Pencitraan fluoresensi adalah teknik pencitraan non-invasif yang membantu kita memvisualisasikan proses biologis yang terjadi pada organisme hidup. Teknik ini menggunakan berbagai metode termasuk mikroskopi, probe pencitraan, dan spektroskopi untuk menghasilkan gambar. Fluoresensi pada dasarnya adalah fenomena pendaran cahaya yang terjadi ketika suatu zat menyerap radiasi elektromagnetik dan kemudian melepaskan cahaya dengan panjang gelombang tertentu. Molekul yang dapat memancarkan cahaya disebut fluorofor. Pencitraan fluoresensi menggunakan pewarna fluoresensi dan protein fluoresensi untuk memberi label pada mesin dan struktur molekuler, yang memungkinkan pengamatan eksperimental terhadap proses dinamis ekspresi gen, ekspresi protein, dan interaksi molekuler.
Pencitraan fluoresensi menyediakan alat kuantitatif yang tepat untuk aplikasi biokimia.
Sering terjadi kesalahpahaman antara fluoresensi dan bioluminesensi, perbedaan antara keduanya adalah proses protein yang menghasilkan cahaya. Bioluminesensi adalah proses kimia yang melibatkan enzim yang memecah substrat untuk menghasilkan cahaya, sedangkan fluoresensi adalah eksitasi fisik elektron yang diikuti oleh kembalinya elektron ke keadaan dasar untuk melepaskan cahaya.

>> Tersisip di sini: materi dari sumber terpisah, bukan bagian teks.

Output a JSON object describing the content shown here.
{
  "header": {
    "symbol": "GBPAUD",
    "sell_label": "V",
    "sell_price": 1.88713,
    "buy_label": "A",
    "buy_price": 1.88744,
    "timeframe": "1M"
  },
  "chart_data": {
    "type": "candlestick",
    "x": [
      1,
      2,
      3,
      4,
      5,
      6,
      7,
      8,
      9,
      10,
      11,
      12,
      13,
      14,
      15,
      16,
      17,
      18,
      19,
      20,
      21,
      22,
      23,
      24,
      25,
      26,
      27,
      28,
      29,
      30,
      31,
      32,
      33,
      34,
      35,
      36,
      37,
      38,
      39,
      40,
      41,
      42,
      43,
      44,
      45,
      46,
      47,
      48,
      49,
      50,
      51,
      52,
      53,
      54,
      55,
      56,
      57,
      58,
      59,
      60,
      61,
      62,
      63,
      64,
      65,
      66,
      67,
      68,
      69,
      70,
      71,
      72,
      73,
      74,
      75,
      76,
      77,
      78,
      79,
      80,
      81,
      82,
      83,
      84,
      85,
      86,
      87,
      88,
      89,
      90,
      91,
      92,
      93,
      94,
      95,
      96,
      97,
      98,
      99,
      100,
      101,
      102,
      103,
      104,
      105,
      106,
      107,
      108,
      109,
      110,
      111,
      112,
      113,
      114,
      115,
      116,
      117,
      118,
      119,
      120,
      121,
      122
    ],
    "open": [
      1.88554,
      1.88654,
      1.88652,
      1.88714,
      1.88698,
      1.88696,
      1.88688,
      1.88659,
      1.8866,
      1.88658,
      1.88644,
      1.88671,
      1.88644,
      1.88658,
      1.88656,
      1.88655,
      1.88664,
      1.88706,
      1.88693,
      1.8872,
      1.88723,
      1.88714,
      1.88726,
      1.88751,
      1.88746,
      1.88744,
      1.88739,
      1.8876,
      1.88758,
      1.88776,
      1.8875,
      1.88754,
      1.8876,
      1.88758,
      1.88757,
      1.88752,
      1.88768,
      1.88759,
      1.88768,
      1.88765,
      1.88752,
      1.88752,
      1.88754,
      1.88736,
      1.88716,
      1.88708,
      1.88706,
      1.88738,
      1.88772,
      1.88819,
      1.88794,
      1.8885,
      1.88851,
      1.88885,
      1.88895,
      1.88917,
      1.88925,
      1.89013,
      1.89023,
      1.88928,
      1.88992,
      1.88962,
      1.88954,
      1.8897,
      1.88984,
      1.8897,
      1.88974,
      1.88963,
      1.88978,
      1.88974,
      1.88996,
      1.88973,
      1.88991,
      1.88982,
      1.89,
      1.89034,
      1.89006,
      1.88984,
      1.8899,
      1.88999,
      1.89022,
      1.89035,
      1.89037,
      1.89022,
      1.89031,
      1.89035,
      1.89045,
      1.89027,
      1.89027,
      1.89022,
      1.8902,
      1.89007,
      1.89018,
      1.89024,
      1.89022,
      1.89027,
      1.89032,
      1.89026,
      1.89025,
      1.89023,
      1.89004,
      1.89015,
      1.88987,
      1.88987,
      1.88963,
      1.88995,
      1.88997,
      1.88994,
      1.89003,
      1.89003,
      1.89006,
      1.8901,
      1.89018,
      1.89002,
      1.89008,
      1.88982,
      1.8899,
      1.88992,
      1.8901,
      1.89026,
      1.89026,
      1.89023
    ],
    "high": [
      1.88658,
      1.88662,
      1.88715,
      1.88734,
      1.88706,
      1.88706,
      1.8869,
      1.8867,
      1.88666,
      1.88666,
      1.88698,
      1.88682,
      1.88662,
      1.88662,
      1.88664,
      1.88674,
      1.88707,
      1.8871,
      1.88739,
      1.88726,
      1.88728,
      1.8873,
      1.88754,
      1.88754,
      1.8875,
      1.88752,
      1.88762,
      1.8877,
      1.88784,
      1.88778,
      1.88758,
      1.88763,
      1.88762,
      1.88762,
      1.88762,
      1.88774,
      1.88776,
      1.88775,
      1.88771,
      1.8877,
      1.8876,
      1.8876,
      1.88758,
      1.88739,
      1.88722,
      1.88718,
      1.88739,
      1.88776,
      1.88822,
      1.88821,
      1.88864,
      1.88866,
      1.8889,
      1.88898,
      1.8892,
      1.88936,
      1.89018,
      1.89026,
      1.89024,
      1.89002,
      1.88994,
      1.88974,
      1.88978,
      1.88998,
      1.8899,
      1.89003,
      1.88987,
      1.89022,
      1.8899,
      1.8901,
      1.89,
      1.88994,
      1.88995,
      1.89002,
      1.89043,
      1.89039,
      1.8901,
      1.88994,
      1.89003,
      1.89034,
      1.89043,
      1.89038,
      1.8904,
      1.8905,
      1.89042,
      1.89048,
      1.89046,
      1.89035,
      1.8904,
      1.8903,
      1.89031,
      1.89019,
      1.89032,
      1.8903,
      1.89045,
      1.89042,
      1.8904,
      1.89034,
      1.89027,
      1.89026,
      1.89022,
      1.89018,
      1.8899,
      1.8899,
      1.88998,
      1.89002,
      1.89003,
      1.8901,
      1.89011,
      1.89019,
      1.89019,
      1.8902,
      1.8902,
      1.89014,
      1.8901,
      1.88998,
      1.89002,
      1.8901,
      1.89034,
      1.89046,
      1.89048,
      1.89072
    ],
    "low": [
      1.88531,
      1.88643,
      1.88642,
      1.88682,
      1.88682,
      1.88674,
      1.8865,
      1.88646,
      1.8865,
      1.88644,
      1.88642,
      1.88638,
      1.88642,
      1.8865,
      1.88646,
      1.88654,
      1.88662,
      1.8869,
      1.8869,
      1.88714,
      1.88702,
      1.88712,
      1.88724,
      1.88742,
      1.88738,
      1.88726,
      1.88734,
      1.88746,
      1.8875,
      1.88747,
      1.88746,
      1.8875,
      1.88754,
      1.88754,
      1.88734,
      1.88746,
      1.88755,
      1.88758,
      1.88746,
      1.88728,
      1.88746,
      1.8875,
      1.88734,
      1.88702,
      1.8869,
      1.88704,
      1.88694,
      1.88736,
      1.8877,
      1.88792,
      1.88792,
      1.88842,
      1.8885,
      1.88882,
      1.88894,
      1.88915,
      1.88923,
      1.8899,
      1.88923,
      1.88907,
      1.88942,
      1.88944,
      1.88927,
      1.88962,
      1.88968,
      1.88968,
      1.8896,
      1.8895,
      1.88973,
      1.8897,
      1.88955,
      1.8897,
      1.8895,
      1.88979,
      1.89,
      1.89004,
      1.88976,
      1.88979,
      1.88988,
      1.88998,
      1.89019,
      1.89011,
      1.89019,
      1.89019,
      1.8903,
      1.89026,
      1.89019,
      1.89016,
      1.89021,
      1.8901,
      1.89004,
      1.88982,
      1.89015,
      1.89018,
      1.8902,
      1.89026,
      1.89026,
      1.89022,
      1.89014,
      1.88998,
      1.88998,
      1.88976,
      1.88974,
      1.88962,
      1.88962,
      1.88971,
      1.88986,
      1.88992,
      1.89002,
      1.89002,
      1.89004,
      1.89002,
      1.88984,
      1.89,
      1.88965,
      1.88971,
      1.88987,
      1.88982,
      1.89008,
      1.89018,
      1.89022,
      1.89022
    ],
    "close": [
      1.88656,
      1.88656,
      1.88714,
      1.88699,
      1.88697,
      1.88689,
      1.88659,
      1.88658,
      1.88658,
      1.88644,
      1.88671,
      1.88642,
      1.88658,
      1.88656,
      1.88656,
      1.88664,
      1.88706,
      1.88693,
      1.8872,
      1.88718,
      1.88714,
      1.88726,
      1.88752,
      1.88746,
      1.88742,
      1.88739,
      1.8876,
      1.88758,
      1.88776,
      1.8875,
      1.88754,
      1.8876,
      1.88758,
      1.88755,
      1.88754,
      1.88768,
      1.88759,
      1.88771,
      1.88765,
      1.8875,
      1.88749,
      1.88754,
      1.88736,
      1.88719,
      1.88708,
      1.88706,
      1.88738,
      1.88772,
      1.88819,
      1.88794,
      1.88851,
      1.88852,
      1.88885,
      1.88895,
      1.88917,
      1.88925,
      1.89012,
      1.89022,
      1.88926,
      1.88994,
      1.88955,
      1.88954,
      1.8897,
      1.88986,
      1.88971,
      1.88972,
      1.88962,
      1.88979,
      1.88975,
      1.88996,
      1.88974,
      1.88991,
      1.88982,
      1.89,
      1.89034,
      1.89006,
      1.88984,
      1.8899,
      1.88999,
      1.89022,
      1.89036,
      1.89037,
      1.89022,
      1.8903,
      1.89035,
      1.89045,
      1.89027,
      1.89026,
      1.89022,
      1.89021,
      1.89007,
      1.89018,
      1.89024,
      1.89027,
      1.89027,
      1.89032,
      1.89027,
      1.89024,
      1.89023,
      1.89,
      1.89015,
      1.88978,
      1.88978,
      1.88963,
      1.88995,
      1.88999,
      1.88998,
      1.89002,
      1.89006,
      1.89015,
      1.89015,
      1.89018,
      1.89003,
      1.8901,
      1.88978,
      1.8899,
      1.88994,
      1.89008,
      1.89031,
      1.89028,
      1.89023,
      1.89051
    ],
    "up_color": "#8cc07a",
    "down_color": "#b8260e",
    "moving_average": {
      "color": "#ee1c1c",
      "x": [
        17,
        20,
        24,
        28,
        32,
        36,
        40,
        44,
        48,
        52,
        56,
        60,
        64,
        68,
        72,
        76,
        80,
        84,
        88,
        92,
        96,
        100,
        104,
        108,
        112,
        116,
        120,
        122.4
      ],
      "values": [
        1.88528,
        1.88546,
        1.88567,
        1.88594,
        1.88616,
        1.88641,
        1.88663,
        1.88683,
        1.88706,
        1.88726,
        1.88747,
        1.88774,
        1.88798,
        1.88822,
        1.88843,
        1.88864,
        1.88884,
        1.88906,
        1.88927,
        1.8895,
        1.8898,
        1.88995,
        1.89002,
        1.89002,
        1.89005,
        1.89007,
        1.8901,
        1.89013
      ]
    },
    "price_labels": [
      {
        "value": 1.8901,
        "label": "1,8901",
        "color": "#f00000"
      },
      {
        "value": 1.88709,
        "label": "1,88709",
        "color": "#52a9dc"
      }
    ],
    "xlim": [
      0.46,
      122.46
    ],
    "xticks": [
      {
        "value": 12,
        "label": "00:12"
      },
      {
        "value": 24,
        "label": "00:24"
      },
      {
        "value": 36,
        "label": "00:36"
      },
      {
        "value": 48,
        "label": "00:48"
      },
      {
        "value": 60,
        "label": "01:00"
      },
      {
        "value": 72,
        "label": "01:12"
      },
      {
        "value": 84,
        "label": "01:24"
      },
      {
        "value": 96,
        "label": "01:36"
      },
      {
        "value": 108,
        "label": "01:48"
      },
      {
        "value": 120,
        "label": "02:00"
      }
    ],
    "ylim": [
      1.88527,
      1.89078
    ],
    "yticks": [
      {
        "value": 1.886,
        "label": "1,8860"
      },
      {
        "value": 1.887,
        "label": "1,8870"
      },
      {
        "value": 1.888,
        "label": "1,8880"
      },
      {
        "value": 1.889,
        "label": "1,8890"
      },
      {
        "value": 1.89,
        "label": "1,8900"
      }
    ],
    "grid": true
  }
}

Ketika sebuah molekul menyerap cahaya, energi molekul tersebut naik sebentar ke keadaan yang lebih tereksitasi. Ketika molekul tersebut kembali ke keadaan dasar, molekul tersebut memancarkan cahaya fluoresensi, yang dapat dideteksi dan diukur. Panjang gelombang spesifik cahaya yang dipancarkan bergantung pada energi foton yang diserap, sehingga panjang gelombang ini perlu diketahui terlebih dahulu dalam percobaan agar peralatan pengukuran dapat mendeteksi dengan tepat pembentukan cahaya.
Rumus untuk menentukan panjang gelombang emisi fluoresensi adalah: emisi λ = hc / Energi emisi
Di sini, h adalah konstanta Planck dan c adalah kecepatan cahaya. Biasanya, perangkat pemindaian besar atau CCD digunakan untuk mengukur intensitas dan mendigitalkan gambar.
Pewarna fluoresen memiliki fotostabilitas dan kecerahan yang lebih tinggi serta tidak memerlukan waktu pematangan dibandingkan dengan protein fluoresen. Dalam hal kecerahan, koefisien kepunahan (kemampuan menyerap cahaya) dan efisiensi kuantum (seberapa baik ia mengubah cahaya yang diserap menjadi cahaya fluoresen) dari fluorofor saling terkait erat. Pewarna itu sendiri tidak terlalu fluoresen, tetapi ketika terikat pada protein, ia menjadi lebih mudah dideteksi. Misalnya, NanoOrange dapat mengikat lapisan dan daerah hidrofobik protein dan tidak terpengaruh oleh zat pereduksi.
Protein dapat berfluoresensi otomatis ketika menyerap cahaya insiden dengan panjang gelombang tertentu. Misalnya, protein fluoresen hijau (GFP) memancarkan cahaya hijau ketika terkena cahaya dalam kisaran biru hingga ultraviolet. Protein fluoresen adalah molekul pelapor yang sangat baik yang membantu menemukan protein, mengamati pengikatan protein, dan kuantify gene expression.
Karena beberapa panjang gelombang fluoresensi berada di luar jangkauan mata manusia, CCD digunakan untuk mendeteksi cahaya secara akurat dan membentuk gambar. Ini biasanya dilakukan dalam rentang 300–800 nm. Salah satu keuntungan sinyal fluoresensi adalah bahwa hubungan antara intensitas cahaya yang dipancarkan dan jumlah molekul fluoresensi yang ada umumnya linier, yang pada dasarnya mengharuskan intensitas cahaya datang dan panjang gelombang tetap konstan. Gambar akhir biasanya ditampilkan dalam format data 12-bit atau 16-bit.
Pencitraan fluoresensi telah banyak digunakan dalam berbagai bidang ilmiah, termasuk:
Ilmuwan tengah berupaya mengembangkan protein fluoresensi yang lebih efisien untuk meningkatkan kinerja probe pencitraan. Melalui metode seperti rekayasa genetika dan stabilisasi lingkungan, teknologi pencitraan fluoresensi masa depan diharapkan dapat mencapai terobosan dalam berbagai dimensi.
Pencitraan fluoresensi menyediakan berbagai peluang untuk mengeksplorasi apa yang terjadi di dalam sel, jadi fenomena biologis baru apa yang mungkin terungkap dari penemuan di masa depan?